Aujourd'hui j'ai fait une promenade au bois, jusqu'au lac, il faisait un temps livide, pluvieux, tout était fermé (excepté ‘Trianon’ où j'ai trouvé une tasse de café), l'île de Robinson était aussi déserte que les allées et le mac-adam. Derrière les vitres de ‘Trianon’ j'ai lu d'un trait les lettres de jeunesse de Léon Bloy; un volume que j'ai abordé en préparation d'une lecture prochaine de ses lettres à sa fiancée, chose extrêmement intéressante pour moi, comme vous pourriez peut-être vous imaginer. Seulement, je suis sûr que chez l'honnête Bloy l'amour terrestre doit être pour une trop grande partie supprimé par l'amour Divin. Et cela m'ennuie. Je ne comprends pas cela; ça ne me laisse même plus froid, comme devant les longues phrases qu'il adressait à son ami, et où les sentiments sont étouffés par l'abondance des termes catholiques; devant sa fiancée, ce talent de sermonneur serait d'un mauvais goût complet (selon moi, en tout cas!) - Aussi je garde les ‘lettres’ pour votre bibliothèque; c'est une jolie édition (avec des bois de Ch. Bisson) qui doit vous intéresser. Et puis, ma chère amie, quoi que vous dites de votre ‘athéisme’, vous êtes plus religieuse que moi.

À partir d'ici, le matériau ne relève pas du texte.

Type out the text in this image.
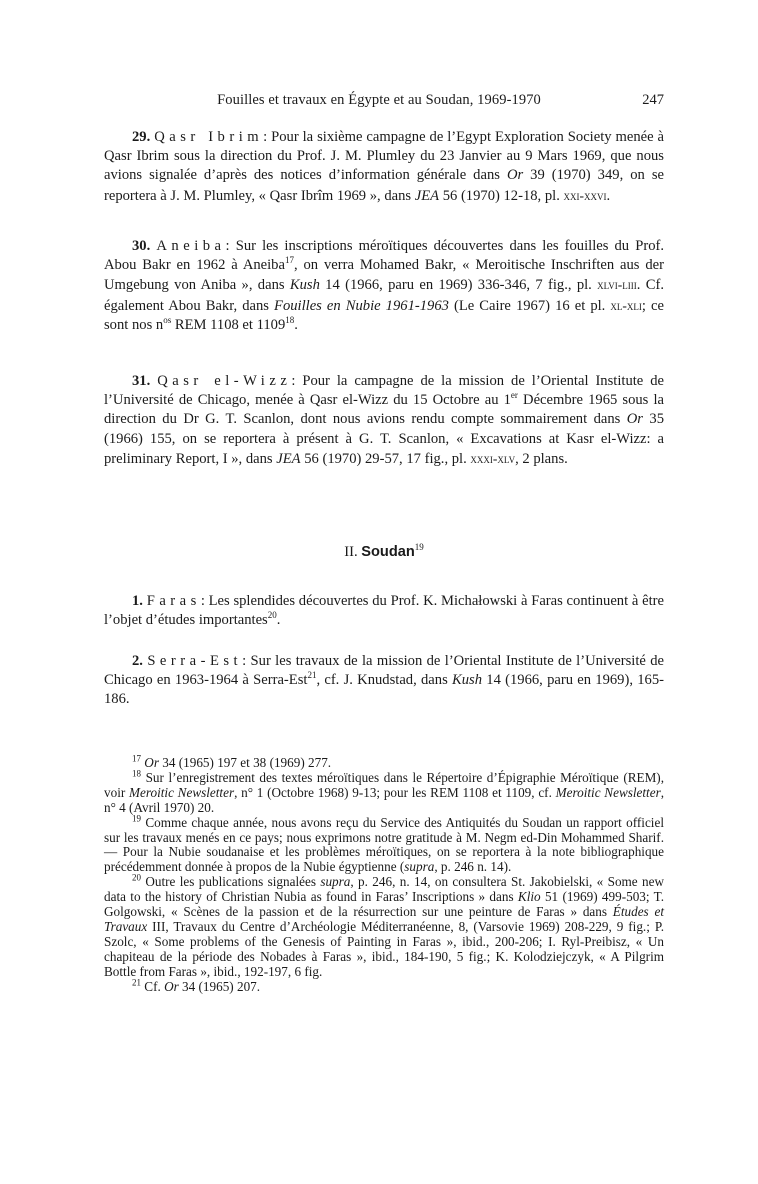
Fouilles et travaux en Égypte et au Soudan, 1969-1970	247

29. Qasr Ibrim: Pour la sixième campagne de l’Egypt Exploration Society menée à Qasr Ibrim sous la direction du Prof. J. M. Plumley du 23 Janvier au 9 Mars 1969, que nous avions signalée d’après des notices d’information générale dans Or 39 (1970) 349, on se reportera à J. M. Plumley, « Qasr Ibrîm 1969 », dans JEA 56 (1970) 12-18, pl. xxi-xxvi.

30. Aneiba: Sur les inscriptions méroïtiques découvertes dans les fouilles du Prof. Abou Bakr en 1962 à Aneiba$^{17}$, on verra Mohamed Bakr, « Meroitische Inschriften aus der Umgebung von Aniba », dans Kush 14 (1966, paru en 1969) 336-346, 7 fig., pl. xlvi-liii. Cf. également Abou Bakr, dans Fouilles en Nubie 1961-1963 (Le Caire 1967) 16 et pl. xl-xli; ce sont nos $n^{os}$ REM 1108 et 1109$^{18}$.

31. Qasr el-Wizz: Pour la campagne de la mission de l’Oriental Institute de l’Université de Chicago, menée à Qasr el-Wizz du 15 Octobre au 1er Décembre 1965 sous la direction du Dr G. T. Scanlon, dont nous avions rendu compte sommairement dans Or 35 (1966) 155, on se reportera à présent à G. T. Scanlon, « Excavations at Kasr el-Wizz: a preliminary Report, I », dans JEA 56 (1970) 29-57, 17 fig., pl. xxxi-xlv, 2 plans.

II. Soudan$^{19}$

1. Faras: Les splendides découvertes du Prof. K. Michałowski à Faras continuent à être l’objet d’études importantes$^{20}$.

2. Serra-Est: Sur les travaux de la mission de l’Oriental Institute de l’Université de Chicago en 1963-1964 à Serra-Est$^{21}$, cf. J. Knudstad, dans Kush 14 (1966, paru en 1969), 165-186.

$^{17}$ Or 34 (1965) 197 et 38 (1969) 277.

$^{18}$ Sur l’enregistrement des textes méroïtiques dans le Répertoire d’Épigraphie Méroïtique (REM), voir Meroitic Newsletter, n° 1 (Octobre 1968) 9-13; pour les REM 1108 et 1109, cf. Meroitic Newsletter, n° 4 (Avril 1970) 20.

$^{19}$ Comme chaque année, nous avons reçu du Service des Antiquités du Soudan un rapport officiel sur les travaux menés en ce pays; nous exprimons notre gratitude à M. Negm ed-Din Mohammed Sharif. — Pour la Nubie soudanaise et les problèmes méroïtiques, on se reportera à la note bibliographique précédemment donnée à propos de la Nubie égyptienne (supra, p. 246 n. 14).

$^{20}$ Outre les publications signalées supra, p. 246, n. 14, on consultera St. Jakobielski, « Some new data to the history of Christian Nubia as found in Faras’ Inscriptions » dans Klio 51 (1969) 499-503; T. Golgowski, « Scènes de la passion et de la résurrection sur une peinture de Faras » dans Études et Travaux III, Travaux du Centre d’Archéologie Méditerranéenne, 8, (Varsovie 1969) 208-229, 9 fig.; P. Szolc, « Some problems of the Genesis of Painting in Faras », ibid., 200-206; I. Ryl-Preibisz, « Un chapiteau de la période des Nobades à Faras », ibid., 184-190, 5 fig.; K. Kolodziejczyk, « A Pilgrim Bottle from Faras », ibid., 192-197, 6 fig.

$^{21}$ Cf. Or 34 (1965) 207.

Bloy m'est surtoût sympathique pour sa querelle avec le Sar Péladan, qu'il traîte de vantard et d'imbécile; vous connaissez, je crois, mon dégoût pour ce Mage, que je ne veux plus lire, quoi qu'on prétende! Il y a ici de Péladan encore 4 ou 5 livres tout à fait épuisés (dont Le Vice Suprême) que vous pouvez emporter dès que vous en aurez l'envie. Cet Assyrien de vaudeville m'est devenu plus antipathique que Cocteau, ce qui est dire beaucoup!

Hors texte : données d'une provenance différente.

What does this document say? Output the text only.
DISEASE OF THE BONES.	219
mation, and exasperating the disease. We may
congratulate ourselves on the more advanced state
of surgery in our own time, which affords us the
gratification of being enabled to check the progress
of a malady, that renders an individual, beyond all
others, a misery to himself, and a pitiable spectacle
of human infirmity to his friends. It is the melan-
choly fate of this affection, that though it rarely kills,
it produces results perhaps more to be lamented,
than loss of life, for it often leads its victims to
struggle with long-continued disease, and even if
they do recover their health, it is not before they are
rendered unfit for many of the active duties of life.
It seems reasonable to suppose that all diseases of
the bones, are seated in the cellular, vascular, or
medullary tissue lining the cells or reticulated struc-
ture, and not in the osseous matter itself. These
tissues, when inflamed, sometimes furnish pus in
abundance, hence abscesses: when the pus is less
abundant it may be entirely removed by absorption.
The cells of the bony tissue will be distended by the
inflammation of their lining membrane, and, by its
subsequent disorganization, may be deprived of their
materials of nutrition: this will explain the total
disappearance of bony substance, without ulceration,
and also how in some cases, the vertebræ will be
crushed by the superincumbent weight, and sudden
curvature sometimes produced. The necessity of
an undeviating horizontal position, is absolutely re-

Et vous? avez-vous assisté avec joie et admiration au massacre d'Antigone? Je le crains. Evidemment cette demoiselle avait peu d'attraits, je l'avoue, mais trouvez-vous qu'elle méritait une deuxième mort par les mains de Cocteau? Soyez clémente et juste (comme vous en avez l'apparence.) Etait-elle au moins jolie, la jeune fille grecque? En écrivant ceci je me rappelle notre dernière discussion sur l'ami Cocteau, c'était un jour que vous m'intéressiez particulièrement plus que lui. Alors j'étais tout content de pouvoir m'en débarasser en vous donnant raison!!! Et vous disiez (comme dernier trait empoisonné:) - Savez-vous pourquoi vous n'aimez pas Cocteau? c'est parce que je l'aime! - Eh bien oui, puisque étant persuadé que Boileau avait pressenti son apparence quand il écrivait ces lignes:
Et pour finir ainsi par une satyre,
Un sot trouve toujours un plus sot qui l'admire, -
j'enrage, Clairette chérie, à la seule suggestion que vous puissiez le croire digne de votre admiration!
Vous faites beaucoup mieux de m'admirer, croyez-moi, et malgré les apparences, qui sont pour le moment si désespérément contre moi. Car sur la moustache de mon père je vous jure que si à 35 ans, je n'ai pas fait plus et mieux que lui, je brûlerai mon stylo et me ferai marchand de journaux. Oui, comme punition, je m'engage même à vendre du Cocteau!
Sur ce, je vous quitte. Veuillez faire mes respects à votre maman; souriez-moi en pensée puisque je n'ai pas pleurniché (cette fois-ci) et souffrez, Madame, que quand ils ne sont pas trop pointus, je vous baise les bouts des ongles.